Mike Murphy | Quartz | April 22, 2017 | 0 Comments

There’s No Such Thing As a Flying Car

Diego Schtutman/Shutterstock.com

One of the few things that Peter Thiel has said in recent years that pretty much everyone can agree upon was about the current state of innovation: “We wanted flying cars, instead we got 140 characters.”

Some companies believe they’re about to change that. Today, a company called AeroMobil unveiled a $1 million vehicle that it says can fly in the air, and drive on regular streets. It, along with other similar vehicles, is being referred to as a “flying car.” But is that really what these machines are?

Flying cars are one of those longstanding science-fiction tropes that generations of moviegoers and book readers have hoped would become a reality, much like robots that look like C-3PO, or machines that can make any kind of food in an instant. But in 2017, our most advanced human-shaped robots are just starting to walk on their own, our 3D printing machines can only spit out trinkets, or maybe a pancake, and our cars definitely don’t fly.

We’ve either managed to produce or come very close to a lot of the technology that movies like Back to the Future Part II predicted we’d have today when they were made 30 years ago, which is an amazing feat of human intelligence, design, and engineering. But as 2015 showed us, we are no closer to creating hoverboards that actually hover than we were in the 1980s. That term was ruined by companies trying to sell us self-balancing scooters that exploded and hurt people because they were poorly made. The same thing might be about to happen to another technology that Marty McFly used in his futuristic version of today.

In most representations of flying cars, whether it’s Back to the FutureThe Jetsons, the Star Wars franchise, that one episode of Doctor Who, or The Fifth Element, we tend to see them as self-contained, car-shaped objects that appeared to be propelled by jet propulsion, or other, unexplained, futuristic technologies. They don’t tend to have wings or rudders or propellors.

But AeroMobil’s vehicle looks like a small plane that has foldable wings. Its interior looks like a cockpit that has some very nice upholstery in it. And when the machine is in “car mode,” it doesn’t look like a car. It does not have a traditional wheelbase, instead the front two wheels sit below the body of the vehicle, and the back wheels sit far apart on a lightweight frame that makes it look more like a three-wheeled car or the hilariously ostentatious Polaris Slingshot, which is technically classified in the US as a motorcycle. Lilium, another startup that’s also operating in the “flying car” space, has produced a vehicle that doesn’t even have wheels.

There are companies that will try to convince you that what they’re working on is a flying car. Many companies, including Uber (which has enough problems with ground-based technology), seem to believe what one of the things that differentiate what they’re working on from regular planes is their ability to perform vertical take-offs and landings, what’s referred to as VTOL. But that acronym itself comes from—unsurprisingly!—the aviation industry, and can be applied to other aircraft like the Harrier jump jet and the V-22 Osprey. Neither of these massive, expensive machines would ever be mistaken for cars. (Uber at least, in its manifesto on the future of airborne travel, doesn’t refer to its vision as “flying cars,” but it does still think that we’ll be “ridesharing” in “VTOL aircraft.”)

Perhaps this is just a nomenclature issue.

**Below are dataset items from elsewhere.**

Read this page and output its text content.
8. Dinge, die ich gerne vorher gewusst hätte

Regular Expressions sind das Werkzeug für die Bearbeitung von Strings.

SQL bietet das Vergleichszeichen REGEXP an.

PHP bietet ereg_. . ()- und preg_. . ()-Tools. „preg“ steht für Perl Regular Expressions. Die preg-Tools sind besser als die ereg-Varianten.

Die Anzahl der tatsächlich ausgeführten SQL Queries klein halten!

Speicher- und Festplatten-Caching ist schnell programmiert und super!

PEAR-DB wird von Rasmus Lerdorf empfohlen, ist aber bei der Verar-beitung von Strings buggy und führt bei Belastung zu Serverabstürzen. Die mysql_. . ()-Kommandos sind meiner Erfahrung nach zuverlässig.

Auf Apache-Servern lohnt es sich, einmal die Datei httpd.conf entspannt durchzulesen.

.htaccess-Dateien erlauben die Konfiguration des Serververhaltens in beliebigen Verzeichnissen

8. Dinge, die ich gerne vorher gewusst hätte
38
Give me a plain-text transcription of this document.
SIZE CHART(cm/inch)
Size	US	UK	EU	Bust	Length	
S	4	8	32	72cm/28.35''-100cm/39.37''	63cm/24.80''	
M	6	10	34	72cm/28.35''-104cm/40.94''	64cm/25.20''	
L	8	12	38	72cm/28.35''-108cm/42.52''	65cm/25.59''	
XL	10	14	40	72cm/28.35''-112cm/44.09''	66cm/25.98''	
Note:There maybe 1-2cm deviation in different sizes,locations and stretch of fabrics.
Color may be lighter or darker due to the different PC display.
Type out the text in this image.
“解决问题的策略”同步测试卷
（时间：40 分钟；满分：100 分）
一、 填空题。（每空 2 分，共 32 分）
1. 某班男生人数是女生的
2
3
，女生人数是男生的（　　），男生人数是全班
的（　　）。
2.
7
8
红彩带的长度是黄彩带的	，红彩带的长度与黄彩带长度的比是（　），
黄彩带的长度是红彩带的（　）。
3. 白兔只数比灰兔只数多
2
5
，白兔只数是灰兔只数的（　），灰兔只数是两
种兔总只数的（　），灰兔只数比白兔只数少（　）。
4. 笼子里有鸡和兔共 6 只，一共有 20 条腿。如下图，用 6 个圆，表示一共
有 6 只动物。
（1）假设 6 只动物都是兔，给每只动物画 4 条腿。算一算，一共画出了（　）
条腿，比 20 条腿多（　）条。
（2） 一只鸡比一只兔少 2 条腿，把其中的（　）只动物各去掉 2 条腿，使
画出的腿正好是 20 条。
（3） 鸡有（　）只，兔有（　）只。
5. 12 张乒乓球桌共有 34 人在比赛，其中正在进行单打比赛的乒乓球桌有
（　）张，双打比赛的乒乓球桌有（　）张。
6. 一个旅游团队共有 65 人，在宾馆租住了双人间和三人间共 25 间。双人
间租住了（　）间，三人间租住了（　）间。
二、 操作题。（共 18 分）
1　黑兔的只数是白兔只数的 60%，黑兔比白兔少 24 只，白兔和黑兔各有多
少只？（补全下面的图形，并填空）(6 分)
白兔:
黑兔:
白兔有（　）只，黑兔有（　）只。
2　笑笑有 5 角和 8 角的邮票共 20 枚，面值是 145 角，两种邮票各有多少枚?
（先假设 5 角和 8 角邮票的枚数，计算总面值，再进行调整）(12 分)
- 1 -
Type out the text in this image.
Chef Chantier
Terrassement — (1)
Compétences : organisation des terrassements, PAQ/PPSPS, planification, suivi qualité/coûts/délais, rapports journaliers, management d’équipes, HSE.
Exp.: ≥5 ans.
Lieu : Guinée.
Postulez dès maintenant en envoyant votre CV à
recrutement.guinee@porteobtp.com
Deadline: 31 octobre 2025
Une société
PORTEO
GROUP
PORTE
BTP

We also don’t have a good name for what to call the robots shaped like cars that will be driving us around in the future—”self-driving cars” is too long, “autonomous vehicles” is as well—and perhaps in the future we’ll just refer to them as “cars.” But the thing that AeroMobil showed off sits somewhere uneasily between our standard definition of a plane and a car.

It also takes many hours and a lot of money to become a pilot—in the US, we let teenagers crash around in cars with their parents to get their driving licenses, and most of them pass by the time they’re heading off to college. Do we want to apply the same standard to vehicles in the sky?

Perhaps this will be a moot point, as many of these same “flying car” companies are also working on making these machines fly themselves. At the Consumer Electronics show in 2016, Ehang, a Chinese drone manufacturer, showed off a large drone-shaped aircraft that can theoretically transport a person from one location to another on its own.

But over a year later, the machine (which is really just a helicopter, or more accurately, an “octocopter”) is still in the preliminary testing phase, and critics argue that the technological hurdles of self-flying aircraft, coupled with the regulatory issues of trying to integrate something like this into national airspaces may mean it will be a very long time before we see something like this when we open up a ride-hailing app.

In the US, the Federal Aviation Administration has been working for years to develop a plan to integrate autonomous drones into the airspace, and it’s likely to be another few years before it even has a working concept of its air-traffic-control system. I can’t imagine how much more work it will entail to integrate humans flying in those drones into the mix. What happens if the control system fails, and the human sitting in it has no idea how to fly?

Then again, Dubai is reportedly rolling these machines out in July, so maybe we are indeed at the advent of a new technological paradigm in transportation, and you will be able to buy AeroMobil’s machine, if you have a lot of cash to spare and the time to get a pilot’s license. But these definitely won’t be the flying cars we were promised.